2024 State of the Union

It’s 2024 and I’ve made some big changes.

After 7 years in engineering leadership, I’ve requested to shift to being a very senior engineer in my organization. During my term in engineering leadership, I:

Was the CTO of a 50 person startup (successfully acquired)
The senior backend director of a major media company
Most importantly, I grew a ton by coming to Plaid and being a line manager in Platform, then a Lead of Leads in Platform, followed by a Tech Lead Manager of the Storage Team.

Why am I ‘holding the career ladder upside down’? It’s to extract the most mutual value… by providing value for my org while also continuing growing in a manner and direction of my choosing.

I’ve gotten to the point where leading teams is no longer interesting and challenging, but building technology is interesting and challenging with plenty of room to grow.

I shifted from being the TLM of Storage, to a senior staff member of Storage and will find my next focus internally once we complete our ambitious projects of 2024.

In the meantime, I’m spending my time automating our processes and helping the team move faster. The major leverage there has been in designing a system of dynamic runbooks to execute the 200+ steps needed to move a service to a new online storage platform with ~90s of write traffic interruption.

In smaller news, I’m having fun coding and building again!

In support of my team:

I forked and added support for Resource Groups in TiDB to the mysql terraform provider which we’ll upstream when it has baked in.
I figured out the type exchange of FFI in deno so that I could create a library for exec’ing processes exec.
I re-built a favorite tool of mine as tome-cli after using tome for a few years in production.
I maintain my own package management system based off of cash-app’s hermit which lives at packages.
I’m contributing back to upstream projects to patch bugs or improve usability (tiup & dagu)
I’ll be presenting about TiDB at HTAP Summit in Sept 2024.

Improved e2e testing by replacing bats-core with deno+dax

micro

When writing tome-cli, I wanted to ensure that the tool’s side effects were accurately tested at their outermost bound and so I needed to wrap the full tool’s binary execution in end to end tests.

Normally I would use bats-core for bash/cli testing. But I’ve been using deno more and more for work and find dax library (like xz from Google) to be a simple and powerful mechanism for shelling out from a more robust language.

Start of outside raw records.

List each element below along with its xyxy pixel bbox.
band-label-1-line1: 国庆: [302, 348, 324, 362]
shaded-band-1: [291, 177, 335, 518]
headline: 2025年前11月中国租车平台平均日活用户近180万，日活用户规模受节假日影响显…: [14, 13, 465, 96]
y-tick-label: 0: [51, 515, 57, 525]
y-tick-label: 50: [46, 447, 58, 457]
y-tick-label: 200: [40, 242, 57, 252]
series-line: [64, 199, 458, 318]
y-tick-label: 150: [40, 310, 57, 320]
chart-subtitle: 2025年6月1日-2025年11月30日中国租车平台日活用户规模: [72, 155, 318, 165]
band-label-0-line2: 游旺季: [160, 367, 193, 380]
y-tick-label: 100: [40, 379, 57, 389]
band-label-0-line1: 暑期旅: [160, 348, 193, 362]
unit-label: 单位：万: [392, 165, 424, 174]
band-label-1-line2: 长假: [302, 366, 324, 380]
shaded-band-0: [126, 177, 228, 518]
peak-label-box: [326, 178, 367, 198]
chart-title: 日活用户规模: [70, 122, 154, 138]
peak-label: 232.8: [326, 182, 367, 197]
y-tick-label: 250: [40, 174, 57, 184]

I simplified my testing interface by wrapping the tome-cli command in a deno function, injected the necessary environmental variables, and pre-parse the outputs to make each test low repetition.

Function setup: https://github.com/zph/tome-cli/blob/main/test/tome-cli.test.ts#L27-L31

Example test: https://github.com/zph/tome-cli/blob/main/test/tome-cli.test.ts#L100-L108

This approach makes for easier E2E testing compared to bats because I have robust data types without the fragility/peculiarities of bash, while having a clearer UI for assertions and their diffs.

NLB Target Handling During pre-change and post-change Hooks

micro

I’ve been using a tool lately that provides good defaults for performing complex database operations, but found a few cases where we’d need to contribute upstream, fork the tool, or determine a generic way to extend it for our purposes.

There are a few ways to go here:

Golang plugins (or hashicorp/go-plugin)
Pre/post hooks for arbitrary shell scripts in the cli tool
Extend the cli.

My choice has been to do 3 in cases of shared utility for other users, 2 in simple cases and 1 for complex interactions or complex data.

On Reliability

micro engineering excellence principles

I read The Calculus of Service Availability: You’re only as available as the sum of your dependencies today and it summarizes some of the most salient wisdom in designing for reliability targets.

The takeaways are:

Humans have enough imperfections in their nearby systems that 4 or 5 9s of reliability is the maximum value worth targeting
Problems come from the the service itself or its critical dependencies.
Availability = MTTF/(MTTF+MTTR)
Rule of an extra 9 - Any service should rely on critical services that exceed their own SLA by 1x 9 of reliability, ie a 3x 9s service should only depend on 4x 9s services in its critical path.
When depending on services not meeting that threshold, it must be accounted for via resilient design
The math:

Assuming a service has error budget of 0.01%.
Choose 0.005% error budget for service and the 0.005% for critical dependencies, then 5 dependencies each get 1/5 of 0.005% or 0.001%, ie must be 99.999% available.
If calculating aggregate availability: 1x service and 2x dependency services of 99.99% yield 99.99 * 99.99 * 99.99 = 99.97% availability. This can be adjusted by improving availability through redundancy or removing hard dependencies.
Frequency * Detection * Recovery = the impact of outages and the feasibility of a given SLA.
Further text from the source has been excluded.